Showing posts for tag "dgqf"

DGQF and DQL as I Understand Them

Jul 26, 2018, 12:27 PM

Tags: domino dgqf

At CollabSphere this year, the big information coming from HCL was detail about the Domino General Query Facility (DGQF) and its associated language, Domino Query Language (DQL). They originally announced this a few weeks ago, but it was good to have had some time to let the dust settle and to see the specifics.

Because it was discussed alongside the domino-db Node.js package and because it's one of the first real new ways we'll interact with data in a Domino DB in a while, it's a bit difficult to identify just what it is and what it is not. Here's how I understood it:

What DGQF Is

DGQF is, at least conceptually, a "meta" layer on top of the existing NIF indexing facility. It doesn't provide a core change to the actual storage of documents, but instead treats existing view indexes as (roughly) analagous to both SQL table indexes and SQL views. It trawls through the design elements of a database to analyze their selection formulae and columns to use applicable ones as implicit indexes and also to allow access to arbtirary collections within queries.

Implicit Indexes

Other than the design collection and the "optimize document table" option in a DB, an NSF doesn't really have much in the way of indexing note contents by default. So, if you have a query asking for all documents where FirstName is Bob, a program has no choice but to look through every document for that key/value match. If, however, you create a view that has a column showing the FirstName field, you now have a much-faster index you can use. It's this sort of view that the DGQF picks up on implicitly, using them to accelerate queries: views showing all documents with either a default sort or "click to sort" column showing explicitly a field (and not a formula).

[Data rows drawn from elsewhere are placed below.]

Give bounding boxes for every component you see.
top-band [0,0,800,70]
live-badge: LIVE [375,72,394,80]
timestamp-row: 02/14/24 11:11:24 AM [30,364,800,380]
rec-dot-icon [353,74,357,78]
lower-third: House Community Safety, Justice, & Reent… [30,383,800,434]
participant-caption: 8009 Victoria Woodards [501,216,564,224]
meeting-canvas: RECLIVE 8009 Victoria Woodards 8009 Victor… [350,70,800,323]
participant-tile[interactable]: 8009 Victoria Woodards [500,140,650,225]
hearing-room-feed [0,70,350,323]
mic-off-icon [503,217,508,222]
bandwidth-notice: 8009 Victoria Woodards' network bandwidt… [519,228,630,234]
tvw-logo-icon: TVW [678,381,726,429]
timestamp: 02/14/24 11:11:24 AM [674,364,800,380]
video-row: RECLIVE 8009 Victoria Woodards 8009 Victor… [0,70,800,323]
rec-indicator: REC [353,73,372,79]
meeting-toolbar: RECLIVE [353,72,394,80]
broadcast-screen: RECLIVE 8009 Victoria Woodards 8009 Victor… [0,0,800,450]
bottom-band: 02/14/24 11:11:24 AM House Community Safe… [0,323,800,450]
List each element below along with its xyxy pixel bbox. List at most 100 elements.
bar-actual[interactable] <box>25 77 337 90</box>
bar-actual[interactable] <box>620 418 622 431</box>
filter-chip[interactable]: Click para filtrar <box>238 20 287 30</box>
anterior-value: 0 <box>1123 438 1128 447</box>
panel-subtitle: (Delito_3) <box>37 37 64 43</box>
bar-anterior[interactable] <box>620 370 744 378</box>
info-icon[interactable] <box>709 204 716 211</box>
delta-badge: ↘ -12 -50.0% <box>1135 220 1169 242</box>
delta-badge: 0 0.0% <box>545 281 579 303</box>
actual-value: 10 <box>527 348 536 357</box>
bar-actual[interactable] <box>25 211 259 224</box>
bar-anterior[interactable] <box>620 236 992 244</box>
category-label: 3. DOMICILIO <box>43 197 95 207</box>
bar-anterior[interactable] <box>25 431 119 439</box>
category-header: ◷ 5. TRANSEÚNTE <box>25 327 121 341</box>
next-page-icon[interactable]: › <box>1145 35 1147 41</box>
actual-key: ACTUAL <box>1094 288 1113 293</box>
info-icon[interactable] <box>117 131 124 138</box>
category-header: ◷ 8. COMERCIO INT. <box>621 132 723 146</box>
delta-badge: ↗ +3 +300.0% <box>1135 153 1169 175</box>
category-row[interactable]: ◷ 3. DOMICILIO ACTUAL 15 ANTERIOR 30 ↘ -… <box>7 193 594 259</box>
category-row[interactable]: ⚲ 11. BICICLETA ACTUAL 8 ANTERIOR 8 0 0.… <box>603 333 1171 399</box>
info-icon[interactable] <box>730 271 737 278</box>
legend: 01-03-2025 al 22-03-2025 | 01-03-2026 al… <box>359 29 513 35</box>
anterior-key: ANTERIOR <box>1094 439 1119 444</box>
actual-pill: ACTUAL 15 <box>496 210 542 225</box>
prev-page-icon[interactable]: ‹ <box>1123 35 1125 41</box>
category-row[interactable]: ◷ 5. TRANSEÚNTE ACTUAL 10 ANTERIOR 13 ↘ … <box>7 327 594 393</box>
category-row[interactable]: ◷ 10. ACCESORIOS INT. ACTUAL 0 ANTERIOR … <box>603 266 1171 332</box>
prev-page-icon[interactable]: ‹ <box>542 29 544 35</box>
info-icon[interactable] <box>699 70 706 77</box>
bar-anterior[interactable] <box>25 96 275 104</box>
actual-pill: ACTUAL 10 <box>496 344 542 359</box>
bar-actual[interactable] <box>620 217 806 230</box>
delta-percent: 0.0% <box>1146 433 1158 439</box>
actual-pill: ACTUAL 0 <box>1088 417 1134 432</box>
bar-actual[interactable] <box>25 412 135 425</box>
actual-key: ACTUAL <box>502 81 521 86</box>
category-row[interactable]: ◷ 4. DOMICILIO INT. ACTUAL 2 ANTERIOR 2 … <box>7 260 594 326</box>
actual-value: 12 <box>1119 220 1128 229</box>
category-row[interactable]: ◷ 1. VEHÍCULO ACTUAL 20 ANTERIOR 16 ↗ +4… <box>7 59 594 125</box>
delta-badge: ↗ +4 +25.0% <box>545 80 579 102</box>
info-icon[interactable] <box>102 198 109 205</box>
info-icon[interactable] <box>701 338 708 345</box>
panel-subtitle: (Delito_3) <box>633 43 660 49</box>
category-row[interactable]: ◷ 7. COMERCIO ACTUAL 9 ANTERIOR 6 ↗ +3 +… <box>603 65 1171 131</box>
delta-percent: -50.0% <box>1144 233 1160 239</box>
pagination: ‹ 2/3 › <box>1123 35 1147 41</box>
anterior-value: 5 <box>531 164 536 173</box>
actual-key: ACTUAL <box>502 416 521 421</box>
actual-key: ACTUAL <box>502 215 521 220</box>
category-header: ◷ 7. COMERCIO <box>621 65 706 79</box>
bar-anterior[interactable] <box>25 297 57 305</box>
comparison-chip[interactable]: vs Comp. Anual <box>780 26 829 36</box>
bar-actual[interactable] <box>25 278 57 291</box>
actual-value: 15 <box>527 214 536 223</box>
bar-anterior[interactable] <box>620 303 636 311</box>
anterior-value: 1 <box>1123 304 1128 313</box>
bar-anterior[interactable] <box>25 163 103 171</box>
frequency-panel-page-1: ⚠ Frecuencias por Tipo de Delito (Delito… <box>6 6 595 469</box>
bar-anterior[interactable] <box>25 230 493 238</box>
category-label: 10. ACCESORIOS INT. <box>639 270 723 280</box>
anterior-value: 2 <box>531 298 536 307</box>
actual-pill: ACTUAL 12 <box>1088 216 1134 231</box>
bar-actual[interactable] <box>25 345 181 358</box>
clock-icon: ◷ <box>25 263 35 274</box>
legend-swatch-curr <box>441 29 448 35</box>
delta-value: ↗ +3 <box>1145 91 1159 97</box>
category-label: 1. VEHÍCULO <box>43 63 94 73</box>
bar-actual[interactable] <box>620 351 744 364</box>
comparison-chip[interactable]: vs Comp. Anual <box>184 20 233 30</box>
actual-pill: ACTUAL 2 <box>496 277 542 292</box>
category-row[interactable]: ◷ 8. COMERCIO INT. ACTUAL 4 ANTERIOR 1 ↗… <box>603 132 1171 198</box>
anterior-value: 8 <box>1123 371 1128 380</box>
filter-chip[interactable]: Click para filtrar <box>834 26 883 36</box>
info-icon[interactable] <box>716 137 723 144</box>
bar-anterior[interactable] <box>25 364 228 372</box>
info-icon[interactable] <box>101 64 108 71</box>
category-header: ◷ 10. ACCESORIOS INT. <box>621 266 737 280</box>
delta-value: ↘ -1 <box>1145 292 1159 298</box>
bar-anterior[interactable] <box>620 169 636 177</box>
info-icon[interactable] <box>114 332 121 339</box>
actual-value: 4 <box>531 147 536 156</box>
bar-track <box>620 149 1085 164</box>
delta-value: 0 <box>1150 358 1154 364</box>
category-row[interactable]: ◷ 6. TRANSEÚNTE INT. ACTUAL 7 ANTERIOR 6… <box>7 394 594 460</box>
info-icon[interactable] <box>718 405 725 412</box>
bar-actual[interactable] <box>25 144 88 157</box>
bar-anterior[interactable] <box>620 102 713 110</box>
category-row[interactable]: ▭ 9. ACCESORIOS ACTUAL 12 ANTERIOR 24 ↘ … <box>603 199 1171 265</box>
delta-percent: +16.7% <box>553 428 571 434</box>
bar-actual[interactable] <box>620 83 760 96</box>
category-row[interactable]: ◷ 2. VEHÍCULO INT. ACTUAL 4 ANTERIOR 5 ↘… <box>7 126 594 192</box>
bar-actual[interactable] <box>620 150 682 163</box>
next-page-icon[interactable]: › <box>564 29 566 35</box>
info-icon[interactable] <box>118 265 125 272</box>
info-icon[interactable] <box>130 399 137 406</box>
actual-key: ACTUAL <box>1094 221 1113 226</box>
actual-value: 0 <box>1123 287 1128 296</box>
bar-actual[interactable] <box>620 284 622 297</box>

Access to Arbitrary Collection Data

For those qualifying views plus others, you can reference a view by name or alias to compare to a column value by programmatic name (often either the field name for simple columns or something like $4 by default for formulas).

"In" clauses

Additionally, you can use view (and folder, I think) names to refine queries for documents that are in one or more of these collections, equivalent to an "in" subquery or view reference in SQL

What DQL Is

In short, DQL is the human-readable query language used to access DGQF. It's reasonably SQL-like (though it is not SQL) and tends to look like FirstName='Bob' and in all ('Managers', 'Active Users'). This is the language you will use, and so "DGQF" and "DQL" will generally refer to the same thing in practice.

In practice, this is implemented as a new method on the Database class in each high-level language supported by Domino, plus a Node-styled variant in domino-db.

What DGQF and DQL Are Not

Since DGQF sits on top of NIF (and probably the FT index eventually), it's not a core change to data storage. Eventually, the same abilities and limits of Domino remain as they are with respect to this.

Additionally, DQL is, I believe, a query language only: it does not provide a mechanism for creating, modifying, or deleting existing documents. Instead, it is essentially a super-powered and much-smarter version of…): you can use it to find documents and the processing of them is up to your program.

That last point was a bit muddied by its pairing with the domino-db Node.js package: the Node.js package provides bulk operations that are paired with DQL queries, but that is a function of that library specifically, not DQL or DGQF.

Why It's Cool

Though it's not a reworking of the core NSF, what DGQF does do is abstract away a lot of the manual looping and lookups that we've always had to do, and it allows the system to optimize and do things more efficiently than when written out procedurally. So, while there's theoretically nothing that DGQF does that we couldn't do before, it allows us to do those things with far, far less code and with automatic optimization.

This brings Domino something that SQL servers have enjoyed for a long time. With a SQL statement, you can analyze the trouble spots of a slow-running query and add indexes to improve the speed, with the tooling helping to explain what's going on. DGQF+DQL brings this along for the ride: when you execute a DQL query, you have the option to dump out this "explain" output to see what specifically the facility did, which views it used, and how long each step took. So, if you have a long-running query, you can look to see if you can add an "index" view to automatically speed it up without having to change your code. And, since the language is an abstraction over the task of querying and not the sort of "burned in" process of a normal getNextDocument loop, it can be optimized and short-circuited by the underlying system without the developer having to know the decades of built-up knowledge of how to efficiently search a DB.

All in all, this is a very welcome addition to the server, and it certainly should improve a lot of common tasks.